Sangamo (SGMO) Insider Tax-Withholding Disposition Reduces Holdings by 1,792
Rhea-AI Filing Summary
Sangamo Therapeutics insider Prathyusha Duraibabu, SVP and Chief Financial Officer, reported a routine disposition on 08/24/2025 of 1,792 shares of common stock. The shares were surrendered to the company solely to satisfy mandatory tax withholding on RSUs using the closing price of $0.5863 per share on 08/22/2025. Following the transaction the reporting person beneficially owns 744,487 shares, which include multiple RSU grants that vest over time: installments from a 02/24/2023 grant, a 01/22/2024 grant, and a 02/25/2025 grant, each subject to continuous service and plan terms.
Positive
- Continued significant ownership: Reporting person retains 744,487 shares after the withholding transaction, indicating ongoing alignment with shareholders.

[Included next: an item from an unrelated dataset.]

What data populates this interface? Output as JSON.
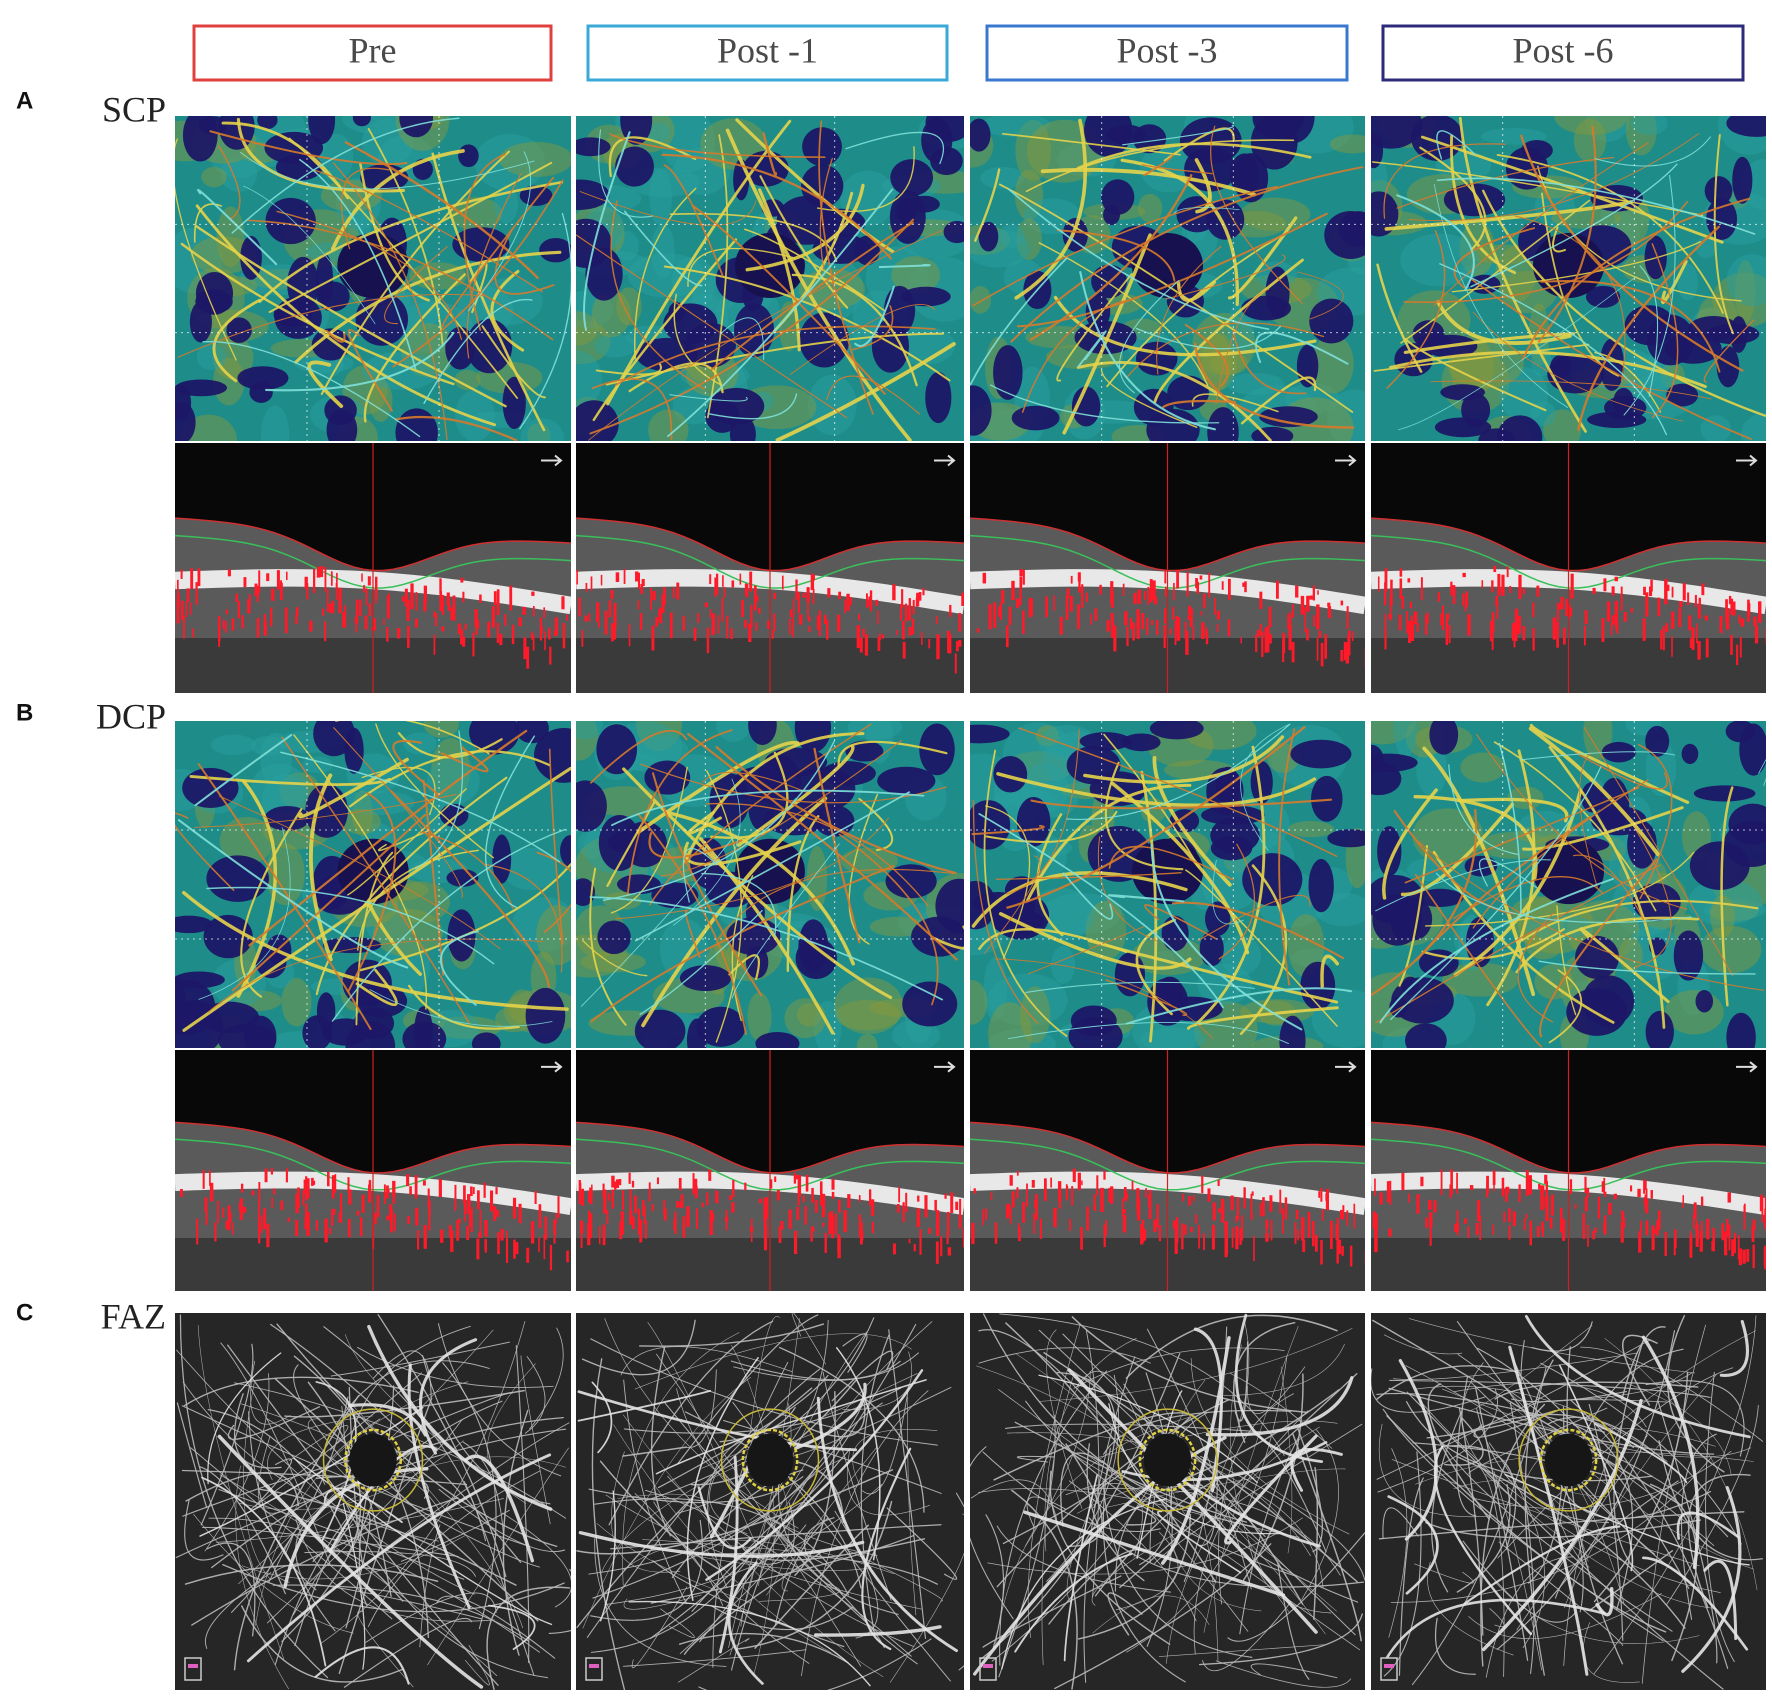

- Clear vesting schedule disclosed: Multiple RSU grants and their vesting timelines through early 2026 are explicitly detailed.
Negative
- Shares surrendered for tax withholding: 1,792 shares were disposed of to satisfy taxes, reducing immediate beneficial holdings.
- Vesting subject to continuous service: Future share realizations depend on ongoing employment and potential plan acceleration provisions.
Insights
TL;DR: A tax-withholding stock surrender reduced holdings by 1,792 shares; remaining ownership remains substantial and tied to time-based RSU vesting.
This Form 4 reports a non-discretionary disposition for tax withholding, not an open-market sale, which is standard for RSU vesting events. The reporting person still holds 744,487 shares, comprised largely of time-based RSU grants with scheduled vesting through early 2026. For investors, this is an administrative insider filing that does not indicate a change in trading intent or liquidity events beyond required withholding.
TL;DR: Transaction reflects routine compliance with equity plan withholding rules; no departure or novel compensation action disclosed.
The disclosure clarifies that the disposition is a deemed sale solely to satisfy tax obligations under the 2018 Equity Incentive Plan. The detailed vesting schedule and continued service condition are disclosed, including potential acceleration per the plan. This transparency aligns with Section 16 reporting expectations and shows no immediate governance or compensation policy concerns in the filing itself.